Before we can exercise our Jurisdiction under Order 40 Rule 1(a) above, we must satisfy ourselves that the Applicant has fulfilled the principles set out in the celebrated case of Giella –vs- Cassman Brown & Company Ltd [ 1973] EA 358 . They include;
a) Prima facie case with probability of success;
b) Irreparable damage; and
c) Balance of convenience.
The court in the case of Mrao Ltd-vs-First American Bank of Kenya Ltd (2008) eKLR defined a prima facie case to mean;
“a prima facie case is more than an arguable case. It is not sufficient to raise issues. The evidence must show an infringement of a right and the probability of the Applicant’s case upon trial. It is a case which on the material presented to the court, a tribunal property directing itself will conclude that there exists a right which has apparently been infringed by the opposite party as to call for an explanation from then later….”

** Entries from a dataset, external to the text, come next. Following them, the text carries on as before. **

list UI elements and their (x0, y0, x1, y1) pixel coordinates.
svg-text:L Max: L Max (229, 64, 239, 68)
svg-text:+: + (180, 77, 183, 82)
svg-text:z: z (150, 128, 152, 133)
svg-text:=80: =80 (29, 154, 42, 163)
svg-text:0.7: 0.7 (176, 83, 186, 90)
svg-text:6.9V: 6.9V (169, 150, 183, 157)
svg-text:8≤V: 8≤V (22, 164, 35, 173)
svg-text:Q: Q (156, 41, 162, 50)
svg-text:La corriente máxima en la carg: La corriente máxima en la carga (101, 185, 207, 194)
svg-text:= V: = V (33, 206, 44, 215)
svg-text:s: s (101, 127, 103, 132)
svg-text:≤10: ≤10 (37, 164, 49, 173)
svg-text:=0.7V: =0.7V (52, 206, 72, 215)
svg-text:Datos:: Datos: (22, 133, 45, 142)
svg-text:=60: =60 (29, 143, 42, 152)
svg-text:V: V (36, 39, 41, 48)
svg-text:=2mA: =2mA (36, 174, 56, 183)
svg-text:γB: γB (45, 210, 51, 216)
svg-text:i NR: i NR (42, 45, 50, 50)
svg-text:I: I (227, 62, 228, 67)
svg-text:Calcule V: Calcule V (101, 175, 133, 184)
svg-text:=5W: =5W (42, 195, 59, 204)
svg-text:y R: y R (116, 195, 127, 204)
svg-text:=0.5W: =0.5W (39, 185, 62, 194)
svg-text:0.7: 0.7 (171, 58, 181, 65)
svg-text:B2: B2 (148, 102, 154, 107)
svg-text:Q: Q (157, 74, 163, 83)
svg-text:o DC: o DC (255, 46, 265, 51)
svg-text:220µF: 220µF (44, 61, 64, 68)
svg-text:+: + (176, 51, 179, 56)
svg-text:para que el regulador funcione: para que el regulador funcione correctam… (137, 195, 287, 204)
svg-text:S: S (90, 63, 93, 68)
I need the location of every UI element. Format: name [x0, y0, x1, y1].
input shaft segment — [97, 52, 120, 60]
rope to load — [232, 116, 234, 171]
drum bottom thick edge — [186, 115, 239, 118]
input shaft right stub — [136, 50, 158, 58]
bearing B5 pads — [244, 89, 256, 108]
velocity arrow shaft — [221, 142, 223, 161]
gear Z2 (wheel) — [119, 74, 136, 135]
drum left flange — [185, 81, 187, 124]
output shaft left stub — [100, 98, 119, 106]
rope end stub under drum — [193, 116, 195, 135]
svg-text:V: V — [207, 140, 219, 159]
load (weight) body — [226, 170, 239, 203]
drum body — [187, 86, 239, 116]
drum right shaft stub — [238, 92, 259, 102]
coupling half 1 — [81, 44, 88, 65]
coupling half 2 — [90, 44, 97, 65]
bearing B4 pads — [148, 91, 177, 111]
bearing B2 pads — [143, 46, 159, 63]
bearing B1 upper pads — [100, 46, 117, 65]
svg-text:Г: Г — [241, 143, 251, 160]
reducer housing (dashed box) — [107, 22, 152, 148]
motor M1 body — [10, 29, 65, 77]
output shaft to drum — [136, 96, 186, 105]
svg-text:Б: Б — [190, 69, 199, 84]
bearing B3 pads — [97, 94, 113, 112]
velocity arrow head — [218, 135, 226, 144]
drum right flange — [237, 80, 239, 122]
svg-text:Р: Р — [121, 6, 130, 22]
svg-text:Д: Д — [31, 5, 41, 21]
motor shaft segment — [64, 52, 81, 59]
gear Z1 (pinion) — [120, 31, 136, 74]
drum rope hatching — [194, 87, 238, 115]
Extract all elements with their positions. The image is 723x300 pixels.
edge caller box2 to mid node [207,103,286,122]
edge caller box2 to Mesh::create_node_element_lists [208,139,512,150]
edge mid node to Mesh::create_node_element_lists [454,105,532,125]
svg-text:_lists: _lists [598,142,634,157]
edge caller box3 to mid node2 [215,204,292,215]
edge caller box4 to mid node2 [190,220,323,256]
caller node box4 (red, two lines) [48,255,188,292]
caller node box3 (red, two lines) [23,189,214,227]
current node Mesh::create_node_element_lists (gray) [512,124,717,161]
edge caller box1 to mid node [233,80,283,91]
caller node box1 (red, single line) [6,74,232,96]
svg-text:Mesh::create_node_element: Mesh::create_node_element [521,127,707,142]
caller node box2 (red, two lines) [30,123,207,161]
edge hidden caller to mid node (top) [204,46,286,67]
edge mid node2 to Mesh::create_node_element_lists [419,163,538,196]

Dwelling on this principle, the question arises as to whether on the material, presented before us, the Claimant has demonstrated that he has a right which has been infringed by the Respondent so as to call for an explanation. It is the Claimant’s case that the assets of the Respondent are in the verge of being wasted and /or dissipated by a liquidator who is illegally in office. He contends that the appointment of the Receiver was lifted by the High Court sitting in Nakuru Vide Misc- Civil Application No. 68/15. He produced the said Ruling as annexture No. 1KM IV in his Supporting Affidavit. He also made reference to a Ministerial directive halting the appointment of the Receiver.
On the other hand, the Respondent has accused the Claimant of being a vexatious litigant. That he has filed numerous case over the same subject matter in different forums. That these cases include;-
a) CTC No. 368/18;
b) Civil Suit No. 63/12; and
c) Pet. No. 27/16.
The Respondent contend that there exist orders in CTC No. 36/15 which contradicts the ones the Claimant is seeking in the instant Application. That his Judicial Review Application was dismissed in Nakuru.

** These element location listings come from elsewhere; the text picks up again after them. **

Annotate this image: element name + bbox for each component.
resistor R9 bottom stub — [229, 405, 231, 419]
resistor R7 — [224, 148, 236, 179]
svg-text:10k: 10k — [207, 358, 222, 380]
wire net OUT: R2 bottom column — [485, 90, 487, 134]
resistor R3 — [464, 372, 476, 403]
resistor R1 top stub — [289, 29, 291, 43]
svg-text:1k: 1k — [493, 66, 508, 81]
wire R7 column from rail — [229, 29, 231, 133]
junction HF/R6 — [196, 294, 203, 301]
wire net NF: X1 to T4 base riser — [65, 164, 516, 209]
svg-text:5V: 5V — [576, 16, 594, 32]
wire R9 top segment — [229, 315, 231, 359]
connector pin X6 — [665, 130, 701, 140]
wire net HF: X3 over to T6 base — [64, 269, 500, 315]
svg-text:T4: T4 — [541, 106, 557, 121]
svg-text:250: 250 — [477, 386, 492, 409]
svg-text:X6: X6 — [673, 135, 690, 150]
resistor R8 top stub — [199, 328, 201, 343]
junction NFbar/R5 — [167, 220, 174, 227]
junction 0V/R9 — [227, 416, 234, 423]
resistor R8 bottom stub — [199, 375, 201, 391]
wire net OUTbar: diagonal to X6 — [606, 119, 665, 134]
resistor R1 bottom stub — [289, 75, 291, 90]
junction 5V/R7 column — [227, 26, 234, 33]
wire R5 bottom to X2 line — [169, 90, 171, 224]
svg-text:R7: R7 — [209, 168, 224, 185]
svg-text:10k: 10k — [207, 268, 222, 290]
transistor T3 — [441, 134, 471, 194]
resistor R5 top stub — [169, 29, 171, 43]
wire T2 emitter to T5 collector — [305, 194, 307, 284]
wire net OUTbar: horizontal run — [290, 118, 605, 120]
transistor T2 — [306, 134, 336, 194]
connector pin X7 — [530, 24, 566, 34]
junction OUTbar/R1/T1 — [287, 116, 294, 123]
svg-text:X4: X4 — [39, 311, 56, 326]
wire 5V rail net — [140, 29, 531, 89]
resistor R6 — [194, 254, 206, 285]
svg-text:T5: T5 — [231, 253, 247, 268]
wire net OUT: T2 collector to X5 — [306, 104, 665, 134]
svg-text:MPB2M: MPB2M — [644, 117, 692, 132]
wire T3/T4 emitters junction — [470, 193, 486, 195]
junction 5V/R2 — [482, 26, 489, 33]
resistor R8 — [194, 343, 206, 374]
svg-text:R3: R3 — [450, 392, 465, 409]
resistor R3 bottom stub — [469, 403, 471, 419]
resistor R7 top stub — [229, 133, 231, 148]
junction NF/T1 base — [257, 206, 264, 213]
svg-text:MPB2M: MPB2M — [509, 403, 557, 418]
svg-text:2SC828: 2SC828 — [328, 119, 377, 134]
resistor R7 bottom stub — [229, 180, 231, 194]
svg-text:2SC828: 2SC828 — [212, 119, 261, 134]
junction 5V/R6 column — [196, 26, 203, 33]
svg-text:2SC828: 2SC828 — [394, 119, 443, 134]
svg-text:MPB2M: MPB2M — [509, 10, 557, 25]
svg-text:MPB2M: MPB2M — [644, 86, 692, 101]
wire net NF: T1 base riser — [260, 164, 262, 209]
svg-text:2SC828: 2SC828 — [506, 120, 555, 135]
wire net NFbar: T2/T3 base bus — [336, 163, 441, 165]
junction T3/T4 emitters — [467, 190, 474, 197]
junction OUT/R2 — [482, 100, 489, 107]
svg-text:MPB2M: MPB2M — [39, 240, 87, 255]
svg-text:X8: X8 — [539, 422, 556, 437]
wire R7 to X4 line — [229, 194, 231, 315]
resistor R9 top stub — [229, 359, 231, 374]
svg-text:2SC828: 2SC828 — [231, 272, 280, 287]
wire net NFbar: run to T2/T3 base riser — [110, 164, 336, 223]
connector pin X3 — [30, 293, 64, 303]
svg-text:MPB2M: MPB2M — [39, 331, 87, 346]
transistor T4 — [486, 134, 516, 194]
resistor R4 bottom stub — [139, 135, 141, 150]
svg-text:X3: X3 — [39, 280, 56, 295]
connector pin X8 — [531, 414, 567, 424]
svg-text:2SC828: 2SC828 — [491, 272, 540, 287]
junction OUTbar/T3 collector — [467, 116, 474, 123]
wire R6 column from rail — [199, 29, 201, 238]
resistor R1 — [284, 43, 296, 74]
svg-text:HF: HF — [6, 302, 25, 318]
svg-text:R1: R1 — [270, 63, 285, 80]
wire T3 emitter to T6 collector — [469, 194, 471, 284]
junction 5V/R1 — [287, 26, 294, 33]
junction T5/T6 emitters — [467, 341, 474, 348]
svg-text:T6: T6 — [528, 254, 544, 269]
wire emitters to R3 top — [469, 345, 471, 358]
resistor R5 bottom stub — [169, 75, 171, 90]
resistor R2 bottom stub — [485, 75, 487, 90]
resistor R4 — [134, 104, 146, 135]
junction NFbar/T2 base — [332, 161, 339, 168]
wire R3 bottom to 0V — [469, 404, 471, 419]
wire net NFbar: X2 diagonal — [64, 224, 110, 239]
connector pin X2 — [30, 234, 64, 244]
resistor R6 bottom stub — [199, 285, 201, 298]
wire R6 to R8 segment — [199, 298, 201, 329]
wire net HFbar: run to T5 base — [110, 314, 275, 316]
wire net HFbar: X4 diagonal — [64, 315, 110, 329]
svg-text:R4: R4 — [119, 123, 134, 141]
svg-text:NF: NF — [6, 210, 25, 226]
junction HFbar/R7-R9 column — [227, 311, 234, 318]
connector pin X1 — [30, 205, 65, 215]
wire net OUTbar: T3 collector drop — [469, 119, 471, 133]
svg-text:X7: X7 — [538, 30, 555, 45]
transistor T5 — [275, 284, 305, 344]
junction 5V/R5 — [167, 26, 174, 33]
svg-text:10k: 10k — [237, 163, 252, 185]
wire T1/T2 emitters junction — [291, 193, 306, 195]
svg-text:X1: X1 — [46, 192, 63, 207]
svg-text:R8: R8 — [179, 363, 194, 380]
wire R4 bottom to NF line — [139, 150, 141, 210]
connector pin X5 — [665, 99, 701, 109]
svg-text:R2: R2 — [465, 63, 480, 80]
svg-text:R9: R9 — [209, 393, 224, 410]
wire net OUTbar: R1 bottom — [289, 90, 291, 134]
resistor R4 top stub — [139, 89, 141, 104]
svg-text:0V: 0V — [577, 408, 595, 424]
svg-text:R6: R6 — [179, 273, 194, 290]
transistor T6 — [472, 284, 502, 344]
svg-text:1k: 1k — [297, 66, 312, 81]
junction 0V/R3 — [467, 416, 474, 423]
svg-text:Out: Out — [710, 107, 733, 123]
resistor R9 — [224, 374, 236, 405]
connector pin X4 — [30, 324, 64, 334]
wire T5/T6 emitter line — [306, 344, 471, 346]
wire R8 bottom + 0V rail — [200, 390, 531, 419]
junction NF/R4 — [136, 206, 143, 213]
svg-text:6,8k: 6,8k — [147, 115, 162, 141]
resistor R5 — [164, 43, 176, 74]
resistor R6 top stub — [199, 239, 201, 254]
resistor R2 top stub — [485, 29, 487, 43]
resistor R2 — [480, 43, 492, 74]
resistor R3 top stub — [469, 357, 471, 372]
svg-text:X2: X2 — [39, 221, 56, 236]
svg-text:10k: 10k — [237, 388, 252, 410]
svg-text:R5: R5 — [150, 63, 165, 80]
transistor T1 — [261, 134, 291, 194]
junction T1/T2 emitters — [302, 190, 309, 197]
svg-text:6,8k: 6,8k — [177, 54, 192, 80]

We note that the Claimant did not disclose the existence of these mattes in the current Application, yet he is seeking an equitable remedy. He who comes to Equity must come with clean hands. If for instance, it is true that the matters in controversy in CTC No. 368/18 are similar to the ones sought in the instant Application and the suit in its entirety, then it is possible for the current suit to either be declared Res judicata or subjudice.
In light of this none-disclosure, we find that the Claimant has not established a prima facie case with a probability of success. In lieu of this finding, we direct that we will not consider the two other limbs of the Principles enunciated in Giella –vs- Cassman Brown.
The upshot of the foregoing is that we dismiss the Application with costs in the cause. Parties are directed to comply with Order 11 and process the matter for hearing,
Ruling read, dated and delivered via email in accordance with the directions given by the Honourable , the Chief Justice on 15/3/2020, this 30th day of April, 2020.
Prepared by Hon. B. Kimemia – Chairman, Hon. F. Terer – Deputy Chairman and P. Gichuki – Member, with the consent of the parties.
The final orders to be delivered by email in accordance to the prevailing measures during the COVID-19.